Von Ingeborg Salomon
Afrika ist eine Wundertüte. "You never know what you see", lacht Maud, die aussieht, wie sich ein Mitteleuropäer Mama Afrika vorstellt, und uns heute in Botswana durch den Chobe Nationalpark fährt. Ja, man weiß nie, ob ein Hyänenrudel gerade frühstückt, eine Giraffe Blätter vom Baum zupft oder Warzenschweine die Piste queren. Sicher ist nur eins: Wir werden viele Elefanten sehen, denn in Botswana lebt die größte Elefantenpopulation der Welt. Allein im nördlichen Teil des Chobe, an der Grenze zu Namibia und Simbabwe, sind es nach Schätzungen über 60.000 Tiere. Klar ist: Elefanten haben immer Vorfahrt. Wenn sie die Piste blockieren, heißt es abwarten. Gefährlich sind die Dickhäuter nicht und an Menschen in Safarijeeps durchaus gewöhnt, aber wenn sie mit den Ohren flattern und lautstark trompeten, sind sie ganz schlecht gelaunt. Besonders Elefanten mit Jungen regen sich leicht auf, wenn sie ihren Nachwuchs bedroht sehen. "Sitzen bleiben, nur leise reden und auf keinen Fall das Auto verlassen", schärft Maud uns ein.

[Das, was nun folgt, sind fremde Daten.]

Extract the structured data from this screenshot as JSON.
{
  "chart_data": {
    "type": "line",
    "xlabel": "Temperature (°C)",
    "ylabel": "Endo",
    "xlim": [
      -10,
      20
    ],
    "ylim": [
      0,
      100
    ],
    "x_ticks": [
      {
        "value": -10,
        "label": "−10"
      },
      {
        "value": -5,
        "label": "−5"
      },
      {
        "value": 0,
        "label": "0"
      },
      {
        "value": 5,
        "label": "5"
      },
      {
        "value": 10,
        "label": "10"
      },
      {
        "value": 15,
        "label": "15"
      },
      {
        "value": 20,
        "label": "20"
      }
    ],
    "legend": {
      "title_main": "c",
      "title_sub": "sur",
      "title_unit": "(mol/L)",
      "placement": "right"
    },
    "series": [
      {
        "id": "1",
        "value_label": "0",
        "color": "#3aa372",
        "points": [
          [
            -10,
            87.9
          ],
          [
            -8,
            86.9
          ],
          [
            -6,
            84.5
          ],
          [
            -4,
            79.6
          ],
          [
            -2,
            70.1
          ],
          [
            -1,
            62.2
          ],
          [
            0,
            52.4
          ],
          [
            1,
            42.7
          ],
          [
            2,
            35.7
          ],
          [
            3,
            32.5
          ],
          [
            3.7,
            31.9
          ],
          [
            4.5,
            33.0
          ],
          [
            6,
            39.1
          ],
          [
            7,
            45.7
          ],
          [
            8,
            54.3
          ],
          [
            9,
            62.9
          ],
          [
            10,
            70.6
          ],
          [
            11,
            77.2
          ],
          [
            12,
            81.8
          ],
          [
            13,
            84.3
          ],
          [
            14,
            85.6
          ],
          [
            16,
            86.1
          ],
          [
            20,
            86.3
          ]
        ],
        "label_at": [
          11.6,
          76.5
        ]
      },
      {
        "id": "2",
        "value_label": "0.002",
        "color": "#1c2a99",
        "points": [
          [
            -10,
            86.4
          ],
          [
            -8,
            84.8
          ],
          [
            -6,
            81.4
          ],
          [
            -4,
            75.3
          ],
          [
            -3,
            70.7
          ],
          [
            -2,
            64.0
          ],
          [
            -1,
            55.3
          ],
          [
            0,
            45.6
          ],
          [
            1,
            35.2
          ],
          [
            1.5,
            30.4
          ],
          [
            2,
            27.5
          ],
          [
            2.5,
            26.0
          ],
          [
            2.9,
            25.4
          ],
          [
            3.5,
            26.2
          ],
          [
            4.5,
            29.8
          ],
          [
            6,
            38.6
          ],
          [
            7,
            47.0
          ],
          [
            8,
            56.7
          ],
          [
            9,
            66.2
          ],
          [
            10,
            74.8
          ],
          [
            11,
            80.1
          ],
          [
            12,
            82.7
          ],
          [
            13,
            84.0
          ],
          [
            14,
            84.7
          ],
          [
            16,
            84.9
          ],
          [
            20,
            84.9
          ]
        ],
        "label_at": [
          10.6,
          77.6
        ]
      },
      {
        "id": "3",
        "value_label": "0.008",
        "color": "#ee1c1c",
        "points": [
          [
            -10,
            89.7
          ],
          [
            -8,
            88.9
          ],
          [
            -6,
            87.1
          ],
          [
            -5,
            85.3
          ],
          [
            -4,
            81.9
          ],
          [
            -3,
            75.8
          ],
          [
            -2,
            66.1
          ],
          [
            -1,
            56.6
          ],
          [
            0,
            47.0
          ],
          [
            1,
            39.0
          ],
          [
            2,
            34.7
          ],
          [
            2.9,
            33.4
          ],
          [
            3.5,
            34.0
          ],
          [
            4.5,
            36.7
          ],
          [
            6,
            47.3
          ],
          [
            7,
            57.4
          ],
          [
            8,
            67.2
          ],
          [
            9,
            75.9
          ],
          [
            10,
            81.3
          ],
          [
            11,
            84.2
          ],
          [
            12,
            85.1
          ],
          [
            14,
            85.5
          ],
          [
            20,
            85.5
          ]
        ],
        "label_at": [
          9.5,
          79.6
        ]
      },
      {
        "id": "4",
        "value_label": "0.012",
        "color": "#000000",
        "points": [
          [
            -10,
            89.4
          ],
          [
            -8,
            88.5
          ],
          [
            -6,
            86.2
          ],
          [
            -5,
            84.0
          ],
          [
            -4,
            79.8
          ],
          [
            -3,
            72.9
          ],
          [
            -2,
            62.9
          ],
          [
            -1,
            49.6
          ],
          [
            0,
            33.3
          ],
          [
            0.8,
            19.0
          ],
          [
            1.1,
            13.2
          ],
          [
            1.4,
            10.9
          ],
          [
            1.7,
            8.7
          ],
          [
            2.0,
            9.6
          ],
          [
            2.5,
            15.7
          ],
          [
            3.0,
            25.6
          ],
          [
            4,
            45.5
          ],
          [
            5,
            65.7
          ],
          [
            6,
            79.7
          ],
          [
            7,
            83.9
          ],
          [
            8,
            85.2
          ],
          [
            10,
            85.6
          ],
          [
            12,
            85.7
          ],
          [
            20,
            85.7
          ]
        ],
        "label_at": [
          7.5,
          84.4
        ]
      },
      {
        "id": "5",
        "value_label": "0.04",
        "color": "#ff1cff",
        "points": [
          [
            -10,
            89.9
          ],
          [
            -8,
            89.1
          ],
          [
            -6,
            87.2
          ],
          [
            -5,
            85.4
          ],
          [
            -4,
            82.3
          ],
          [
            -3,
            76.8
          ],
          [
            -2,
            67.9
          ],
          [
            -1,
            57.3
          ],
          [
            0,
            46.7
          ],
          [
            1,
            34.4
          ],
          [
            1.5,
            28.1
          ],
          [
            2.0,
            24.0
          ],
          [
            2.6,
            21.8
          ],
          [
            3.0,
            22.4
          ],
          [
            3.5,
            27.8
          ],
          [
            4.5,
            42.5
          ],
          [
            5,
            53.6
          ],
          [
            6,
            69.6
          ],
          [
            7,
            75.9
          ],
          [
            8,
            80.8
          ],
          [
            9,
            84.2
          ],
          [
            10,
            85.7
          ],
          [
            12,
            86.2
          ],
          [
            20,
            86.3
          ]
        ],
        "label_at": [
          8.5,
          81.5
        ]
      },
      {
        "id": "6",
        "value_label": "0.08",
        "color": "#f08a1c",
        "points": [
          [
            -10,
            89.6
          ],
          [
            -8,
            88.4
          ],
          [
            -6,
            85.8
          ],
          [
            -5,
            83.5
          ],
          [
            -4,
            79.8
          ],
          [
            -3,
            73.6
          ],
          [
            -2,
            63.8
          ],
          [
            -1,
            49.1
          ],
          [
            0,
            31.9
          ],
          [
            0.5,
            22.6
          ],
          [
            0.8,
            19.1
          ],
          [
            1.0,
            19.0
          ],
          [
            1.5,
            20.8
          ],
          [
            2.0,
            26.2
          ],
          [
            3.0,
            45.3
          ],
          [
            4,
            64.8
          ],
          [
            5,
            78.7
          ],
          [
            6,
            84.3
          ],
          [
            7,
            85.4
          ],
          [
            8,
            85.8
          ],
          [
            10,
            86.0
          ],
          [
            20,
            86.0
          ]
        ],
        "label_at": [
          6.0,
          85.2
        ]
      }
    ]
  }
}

Der Chobe Nationalpark zeigt am letzten Tag unserer zweiwöchigen Drei-Länder-Reise durch Botswana, Namibia und Simbabwe noch einmal ganz großes, wirklich tierisches Theater. Ein Gepard hat sich lässig über einem Ast abgehängt und blinzelt in die Sonne. Zwei Honigdachse trotten über den Weg, Impalas, Kudus, Litschi- und Orynx-Antilopen springen elegant durch die Büsche. Perlhühner tippeln durch den Sand, Seeadler kreisen und der Waffenkiebitz lässt seinen hohen, metallischen "tink-tink"-Ruf hören. Der erinnert an den Klang von Waffen, daher der etwas ungewöhnliche Name. Unsere Tour hat bei Sonnenaufgang um 6 Uhr begonnen. Safaris sind nichts für Langschläfer, denn am frühen Morgen und am späten Nachmittag, etwa ab 16 Uhr, sind viele Tiere aktiv und in der Trockenzeit gut zu beobachten, da Bäume und Sträucher kaum noch Laub tragen. Zwischen April und Oktober ist die Landschaft braun und ausgedörrt und die Pisten sehr staubig, aber da die Tiere dann dringend Wasser brauchen, ist ziemlich klar, wo man sie sieht: an den großen Flüssen und an Wasserlöchern.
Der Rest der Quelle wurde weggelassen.